While being able to explain superfluidity in itself did not have immediate applications, the understanding of it led to new discoveries. "No one imagined that out of superfluid study in the 70s, that you’d get high temp super conductors," said Sir Anthony. "There really is an enormous cultural benefit in its applications."




Energy Beyond Oil

Michael Grätzel, Millennium Technology Prize (2010)

Physical chemistry professor Michael Grätzel has an outstanding body of work relating to finding alternative sources of energy through the use of sunlight. One of these is his creation of the dye-sensitised solar cell, a low-cost solar cell inspired by photosynthesis. Also known as the Grätzel cell, Professor Grätzel believes that it could one day replace the finite fossil fuels as the go-to source of energy.

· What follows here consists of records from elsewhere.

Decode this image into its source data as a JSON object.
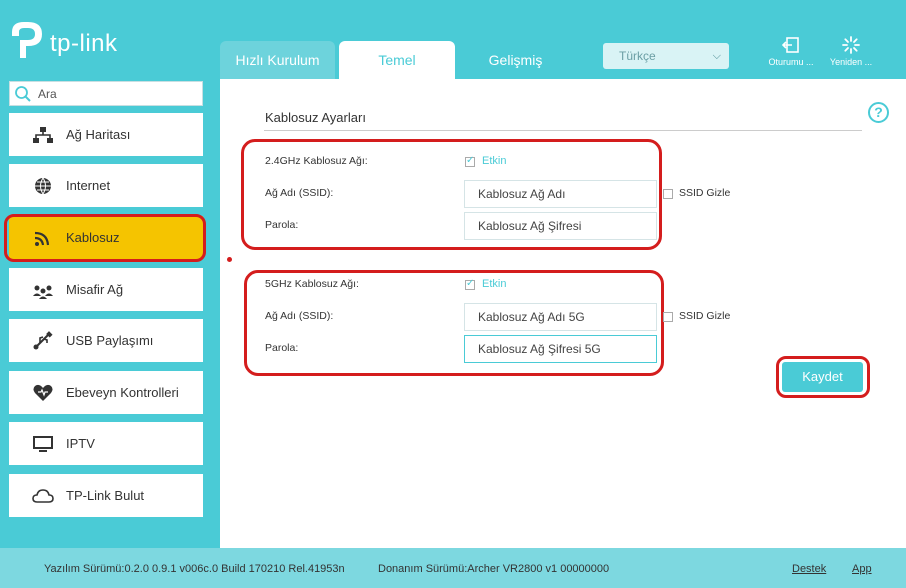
{
  "brand": {
    "logo_text": "tp-link"
  },
  "tabs": [
    {
      "label": "Hızlı Kurulum"
    },
    {
      "label": "Temel"
    },
    {
      "label": "Gelişmiş"
    }
  ],
  "language": {
    "selected": "Türkçe"
  },
  "header_buttons": {
    "logout": "Oturumu ...",
    "reboot": "Yeniden ..."
  },
  "search": {
    "placeholder": "Ara"
  },
  "sidebar": {
    "items": [
      {
        "label": "Ağ Haritası",
        "icon": "network-map-icon"
      },
      {
        "label": "Internet",
        "icon": "globe-icon"
      },
      {
        "label": "Kablosuz",
        "icon": "wifi-icon",
        "active": true
      },
      {
        "label": "Misafir Ağ",
        "icon": "guest-users-icon"
      },
      {
        "label": "USB Paylaşımı",
        "icon": "usb-icon"
      },
      {
        "label": "Ebeveyn Kontrolleri",
        "icon": "heart-icon"
      },
      {
        "label": "IPTV",
        "icon": "monitor-icon"
      },
      {
        "label": "TP-Link Bulut",
        "icon": "cloud-icon"
      }
    ]
  },
  "main": {
    "title": "Kablosuz Ayarları",
    "band24": {
      "label": "2.4GHz Kablosuz Ağı:",
      "enabled_text": "Etkin",
      "enabled": true,
      "ssid_label": "Ağ Adı (SSID):",
      "ssid_value": "Kablosuz Ağ Adı",
      "hide_ssid_label": "SSID Gizle",
      "password_label": "Parola:",
      "password_value": "Kablosuz Ağ Şifresi"
    },
    "band5": {
      "label": "5GHz Kablosuz Ağı:",
      "enabled_text": "Etkin",
      "enabled": true,
      "ssid_label": "Ağ Adı (SSID):",
      "ssid_value": "Kablosuz Ağ Adı 5G",
      "hide_ssid_label": "SSID Gizle",
      "password_label": "Parola:",
      "password_value": "Kablosuz Ağ Şifresi 5G"
    },
    "save_label": "Kaydet",
    "help_label": "?"
  },
  "footer": {
    "software": "Yazılım Sürümü:0.2.0 0.9.1 v006c.0 Build 170210 Rel.41953n",
    "hardware": "Donanım Sürümü:Archer VR2800 v1 00000000",
    "support": "Destek",
    "app": "App"
  },
  "colors": {
    "accent": "#4acbd6",
    "active_nav": "#f5c400",
    "annotation_red": "#d41d1d"
  }
}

The Grätzel cell is slowly becoming a commercially viable product. Solar cell technology company GCell, on which Professor Grätzel is an advisory board member, has come up with a number of consumer products that uses dye-sensitised solar cell. One of these products is the Grätzel Solar Backpack, which can power up mobile devices using energy from the sun.

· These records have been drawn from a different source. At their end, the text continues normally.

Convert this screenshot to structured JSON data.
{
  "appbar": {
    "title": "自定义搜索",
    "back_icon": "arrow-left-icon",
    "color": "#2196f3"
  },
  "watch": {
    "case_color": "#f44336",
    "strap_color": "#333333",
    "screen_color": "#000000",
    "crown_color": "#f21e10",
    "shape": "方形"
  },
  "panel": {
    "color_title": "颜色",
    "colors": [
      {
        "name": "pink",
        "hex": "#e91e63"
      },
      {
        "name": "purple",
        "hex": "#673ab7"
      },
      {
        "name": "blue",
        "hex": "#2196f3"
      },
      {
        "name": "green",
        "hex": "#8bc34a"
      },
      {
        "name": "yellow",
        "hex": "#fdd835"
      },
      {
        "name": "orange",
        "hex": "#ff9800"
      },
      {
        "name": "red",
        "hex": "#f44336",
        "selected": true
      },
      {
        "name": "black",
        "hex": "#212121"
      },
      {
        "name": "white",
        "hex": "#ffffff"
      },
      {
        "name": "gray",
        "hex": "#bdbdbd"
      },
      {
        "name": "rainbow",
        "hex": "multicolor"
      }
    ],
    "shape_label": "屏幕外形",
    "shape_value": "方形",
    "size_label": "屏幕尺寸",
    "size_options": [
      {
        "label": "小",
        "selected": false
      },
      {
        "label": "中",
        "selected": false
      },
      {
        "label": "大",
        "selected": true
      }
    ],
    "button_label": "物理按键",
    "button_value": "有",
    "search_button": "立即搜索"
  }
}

Panel Discussion - Science and the Society

Aaron Ciechanover (Nobel Prize in Chemistry, 2004), Michael Grätzel (Millennium Technology Prize winner, 2010), Butler Lampson (Turing Award, 2004), and Sir Anthony Leggett (Nobel Prize in Physics, 2003)

Eminent scientists, in a lively discussion on ‘Science and the Society’ led by Professor Bertil Andersson, President of the Nanyang Technological University, discussed the challenges of communicating science publicly and politically, and how science has evolved into a culture of bibliometrics with a lack of peer review and oversight, which all the panellists are firmly against.

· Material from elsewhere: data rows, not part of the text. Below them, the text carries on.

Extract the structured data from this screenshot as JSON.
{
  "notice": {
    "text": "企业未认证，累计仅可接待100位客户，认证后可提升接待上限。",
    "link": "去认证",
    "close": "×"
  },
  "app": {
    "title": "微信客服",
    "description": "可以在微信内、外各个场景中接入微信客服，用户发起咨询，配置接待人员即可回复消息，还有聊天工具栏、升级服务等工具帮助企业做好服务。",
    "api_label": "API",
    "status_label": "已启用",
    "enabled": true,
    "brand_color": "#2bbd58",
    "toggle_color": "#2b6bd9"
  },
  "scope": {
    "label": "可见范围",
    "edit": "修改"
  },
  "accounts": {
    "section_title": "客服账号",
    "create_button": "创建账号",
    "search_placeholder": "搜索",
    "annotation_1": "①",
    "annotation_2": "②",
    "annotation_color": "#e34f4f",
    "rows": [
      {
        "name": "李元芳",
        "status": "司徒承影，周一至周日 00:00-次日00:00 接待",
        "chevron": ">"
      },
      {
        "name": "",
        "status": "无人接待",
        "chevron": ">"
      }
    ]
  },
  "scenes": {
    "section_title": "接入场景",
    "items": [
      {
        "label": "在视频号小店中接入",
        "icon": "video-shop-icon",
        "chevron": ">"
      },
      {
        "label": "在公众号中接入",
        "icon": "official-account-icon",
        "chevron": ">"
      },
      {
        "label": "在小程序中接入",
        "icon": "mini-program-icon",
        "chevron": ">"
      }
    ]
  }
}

Professor Ciechanover remarked that science and the public go together and it is intrinsic, adding that talking to the public and to politicians is extremely important. By leveraging the Nobel Prize, I am talking to the public in my own way, he said.


Professor Grätzel related that he was once challenged by a journalist to explain why people did not know him, despite the accolades and citations he had received. This got him thinking. He shared, “How you disseminate your work turned out to be an important thing – I had to learn to communicate that, when I originally thought the question was irritating.”


As Professor Lampson surmised, scientists do not understand what they have to do to keep the public trust, but they know too well what the consequence is of losing it.




Milennium Technology Prize Lecture

Juha Ylä-Jääski, President and CEO of Technology Academy of Finland

Dr Juha Ylä-Jääski said during a special lecture that the tech space around the world is experiencing a shift from large corporates to small start-ups, and most disruptions coming to market come from smaller start-ups. He urged participants to apply for the Technology Academy of Finland's flagship Millennium Technology Prize, which recognises disruptive technologies that create positive impacts on peoples' lives.